I had considered the possibility that my passport might have expired, but I didn't bother to check before my partner and I set off for the Eastern Townships of Québec to do some high-stakes reporting on the local sauna scene. You might call that bad planning, but I prefer to think of it as self-preservation. If I had known that my passport expired at the beginning of this year, I would have freaked out, and then we would have had to cancel the trip, and then I still would have had to find a way to write the story, minus the exciting spa material. Better to forge ahead in ignorance, I thought, and let them spurn me at the gates!
When we arrived at the border checkpoint, I gave our passports to the customs agent and braced myself for the big reveal, as if this completely predictable event were the unboxing of Schrödinger's cat.
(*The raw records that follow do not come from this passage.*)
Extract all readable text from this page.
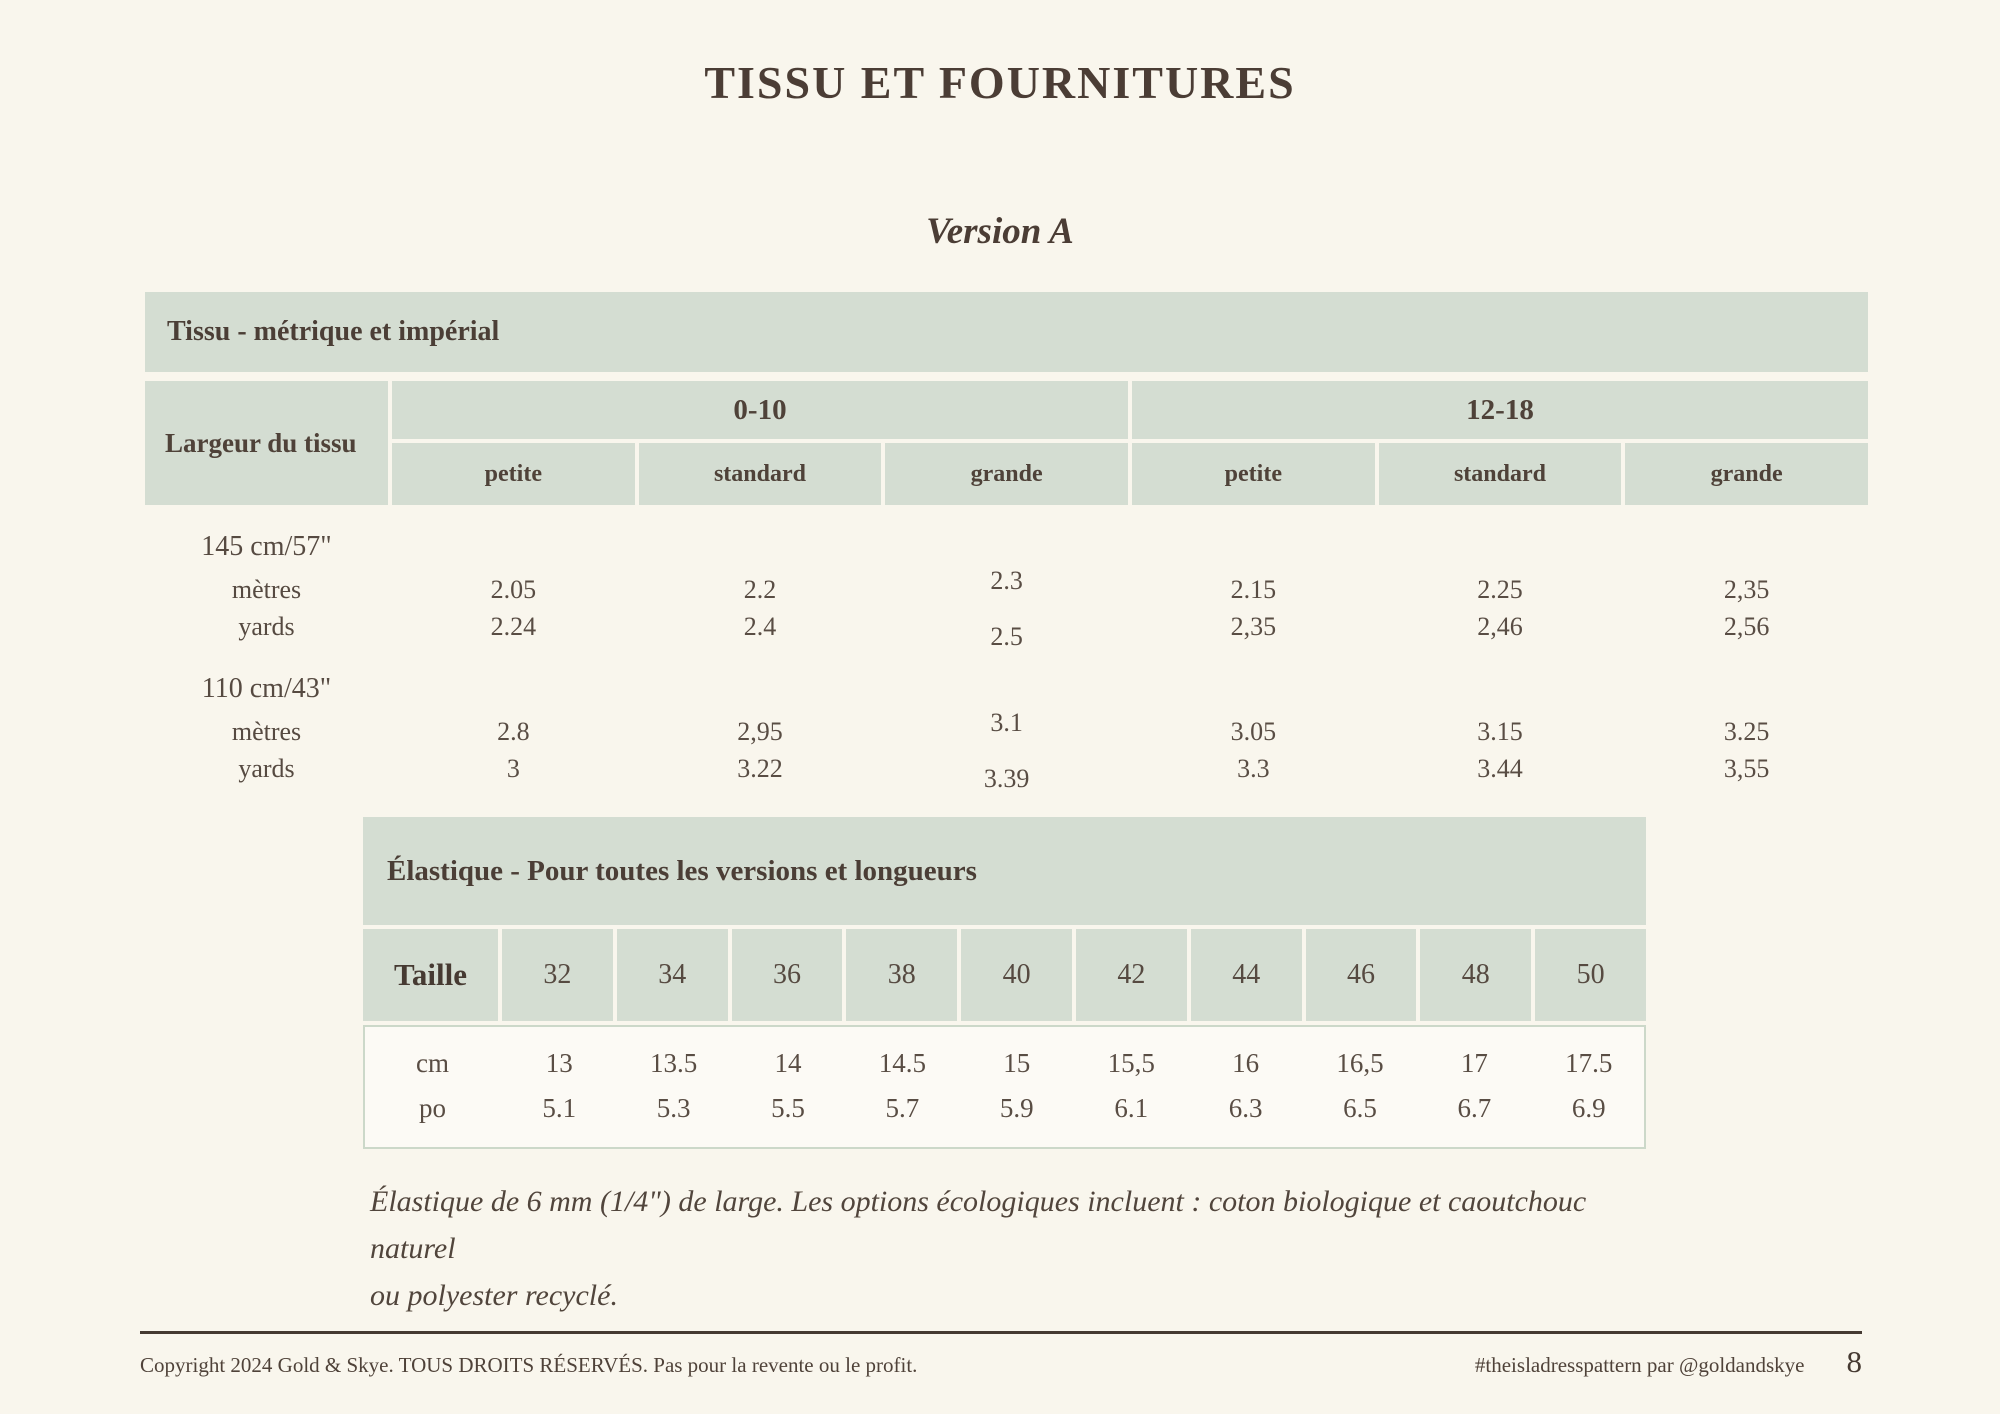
TISSU ET FOURNITURES
Version A
Tissu - métrique et impérial
Largeur du tissu
0-10	12-18
petite	standard	grande	petite	standard	grande
145 cm/57"
mètres	2.05	2.2	2.3	2.15	2.25	2,35
yards	2.24	2.4	2.5	2,35	2,46	2,56
110 cm/43"
mètres	2.8	2,95	3.1	3.05	3.15	3.25
yards	3	3.22	3.39	3.3	3.44	3,55
Élastique - Pour toutes les versions et longueurs
Taille	32	34	36	38	40	42	44	46	48	50
cm	13	13.5	14	14.5	15	15,5	16	16,5	17	17.5
po	5.1	5.3	5.5	5.7	5.9	6.1	6.3	6.5	6.7	6.9
Élastique de 6 mm (1/4") de large. Les options écologiques incluent : coton biologique et caoutchouc naturel
ou polyester recyclé.
Copyright 2024 Gold & Skye. TOUS DROITS RÉSERVÉS. Pas pour la revente ou le profit.	#theisladresspattern par @goldandskye 8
The agent looked at my passport, then at me. "You know this expired in January 2021?" he asked with inscrutable Canadianness.
"I didn't know that!" At least I didn't have to feign surprise. My partner shifted uncomfortably in the passenger seat.
Related In Cold Climes Across the World, People Have Sauna Culture. Why Doesn't Vermont?

The border patrol agent's facial muscles gave no quarter. "Do you have any plants, fruits or vegetables with you?" So we'd moved on to the horticultural part of the inquisition! Passage might yet be ours!
"None!" I replied cheerfully. And then I remembered the enormous sack of mulch in the rear of my car, barely concealed beneath my bagged summer tires, which were visible through a window. Fuck.
The agent pointed at the tire bags. "And what are those?"
"Oh, just tires," I said, trying to affect a casual tone that only managed to sound deeply unconvincing. The whole disaster was already unspooling in my mind: He'd ask to inspect the trunk, and then he'd find the mulch, and this reporting operation would be quashed because of my own idiocy and, for the love of God, mulch.
The agent handed back our passports. "Safe travels," he said. We drove on with my expired passport and organic contraband, feeling like the smallest of small-time outlaws.
It seemed futile to dwell on what we would do if the U.S. customs agent didn't allow us back into the country; now that I'd chanced detainment in Canada so that we could have an evening at a spa, the only sane choice was to enjoy ourselves. A few hours later, we rolled up to the checkpoint again, fresh as newborns after two hours of sweating and cold-pool plunging. I handed my passport to the border patrol officer and tried not to think about when our next showers might be.
"What did you guys do in Canada?" the officer asked, studying our documents.
"We went to a spa."
"And what did you do there?"
"At the spa?"
"Yes, at the spa."
"We, um, relaxed."
Miraculously, that was good enough for him.